Far-right extremists and racists have been emboldened, not simply by the coronavirus panic, but by years of anti-immigrant and xenophobic propaganda by the political establishment. The Labour Party and NZ First, along with sections of academia and the media, have scapegoated Chinese and other Asian migrants in particular, for low wages, the lack of affordable housing, and other social problems caused by capitalism.

Pro-US academic Anne-Marie Brady has waged a campaign, backed by the corporate media and NZ First, against the opposition National Party’s ties with Chinese business figures. She has demanded an investigation by the intelligence agencies into the party’s Chinese-born MP Jian Yang, whom she claims, without any evidence, is a Chinese Communist Party agent. Yang’s office was vandalised last month by the fascist group Action Zealandia, which similarly denounced him as a “traitor.”
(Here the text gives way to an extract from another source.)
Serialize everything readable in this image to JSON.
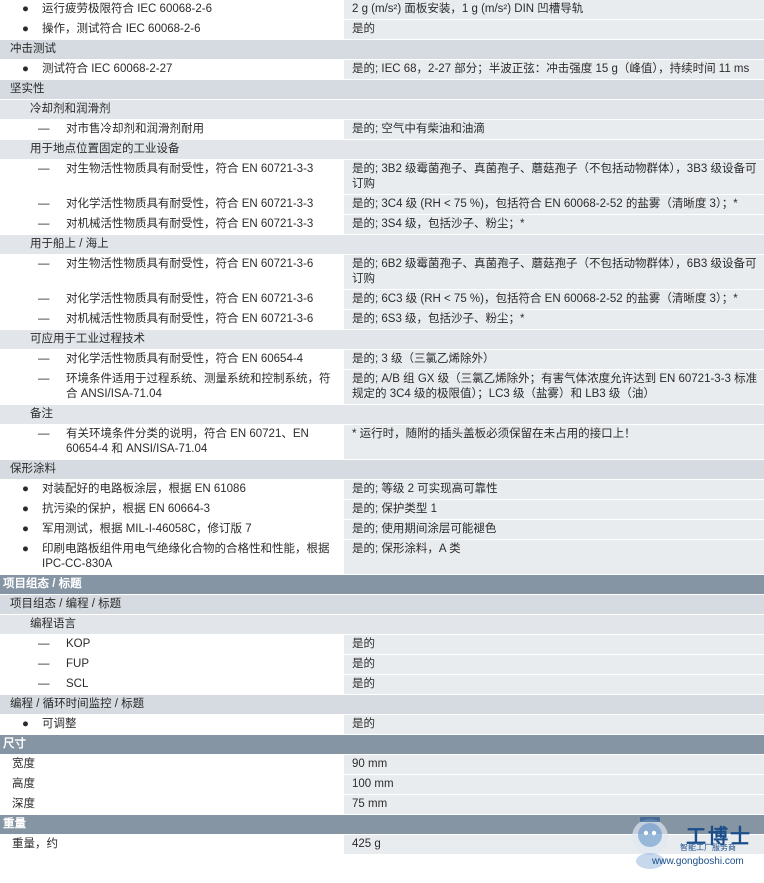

Similar anti-Chinese propaganda is being spread by the “liberal,” pro-government Daily Blog, which is backed by three trade unions. On February 4, the blog’s editor Martyn Bradbury hypocritically criticised “people attacking Asian NZers in a racist manner over this virus.” In fact, he has called for major cuts to Chinese immigration, praised the government’s military spending and denounced Chinese people as a threat to social stability.